The article also quotes Sam Droege, a highly regarded U.S. Geological Survey wildlife biologist, who stated habitat loss is by far the greatest threat to wild bee species. Regarding neonics’ effects on wild bee populations, Droege says they are not intersecting with rare, conservation-concern bees because those pollinators are not going to be on ag lands. A 2015 study published in Nature Communications found, in fact, that those wild bees most often present in ag areas — and probably most exposed to neonics — are “common” and “dominant.” The article notes large-scale field tests that have exposed wild bees to neonic seed-treated canola crops have shown no adverse effects. A study from Germany and one from the United States also have demonstrated that residues in the nectar and pollen of neonic-treated crops and nearby vegetation are below a level of concern.

A leading bee expert says a fungal gut parasite, not neonics, is the most important factor in the rusty patched bumblebee’s decline.

Another GLP newsletter article said the European Commission found the European Union’s 2013 ban of certain neonic uses “has had no benefit at all for bees” and “has been disastrously counterproductive.” The article pointed to a study that showed since the neonics ban, British farmers have more than quadrupled insecticide application numbers on oil-seed rape, but pest pressure has increased.
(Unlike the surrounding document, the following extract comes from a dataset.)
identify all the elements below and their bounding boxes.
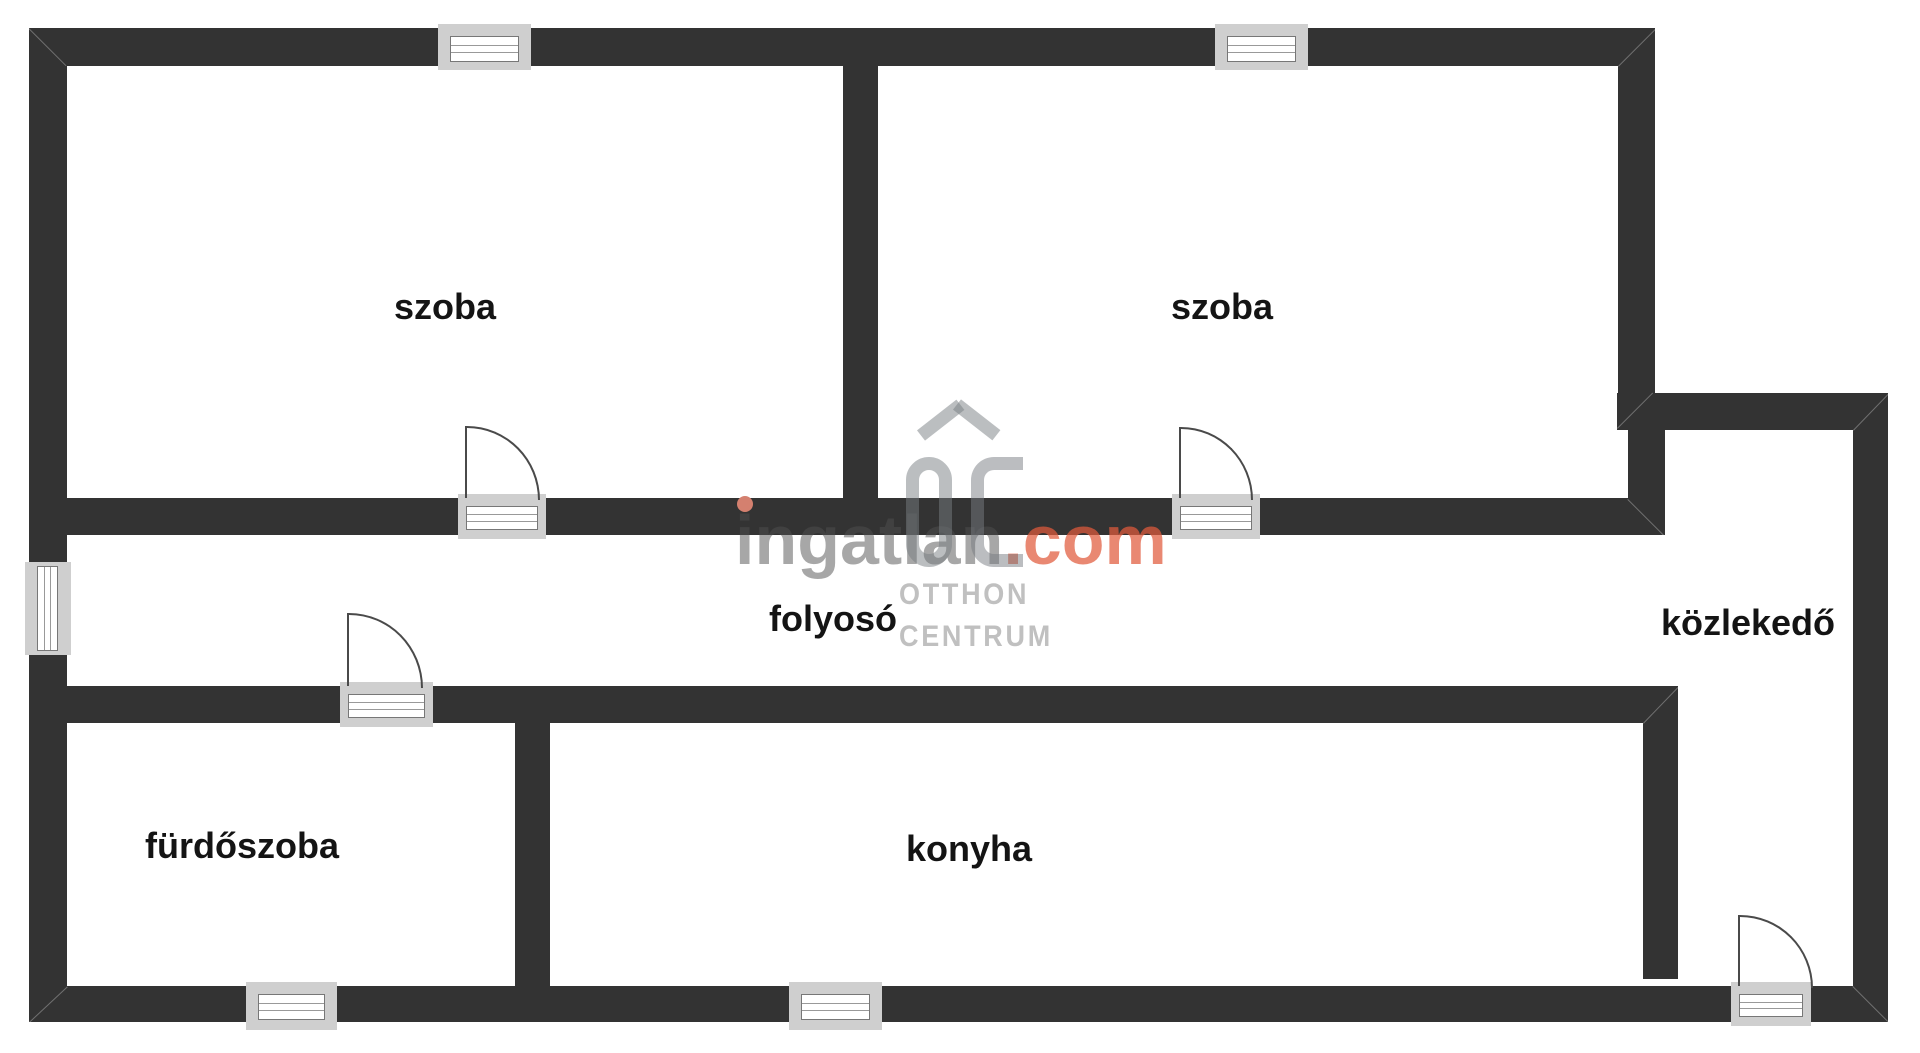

University of Tennessee Institute of Agriculture researchers found that honeybees’ overall health actually improved in the presence of agricultural production, despite the increased exposure to pesticides. Details from their study are in a Phys.org article at http://bit.ly/2pwoDs5. Phys.org is a leading Web-based science, research and technology news service.

Has the NCC advocated for maintaining neonics?
Last year, the NCC successfully intervened in a lawsuit to protect the continued use of neonic seed treatments. We have explained to the court and to the Environmental Protection Agency that the loss of additional chemistries such as neonics will decrease mode of action rotation and encourage pest resistance development. We continue to work with the agency to find solutions that do not undermine production agriculture. We believe one potential method is developing state and tribal pollinator protection plans. These bring beekeepers and other stakeholders involved in on-farm plant protection chemical applications together with university experts and state lead agencies to identify local solutions that improve the coexistence of bees and crop protection.

Gary Adams is president/chief executive officer of the National Cotton Council of America. He and other NCC leaders contribute columns on this Cotton Farming magazine page.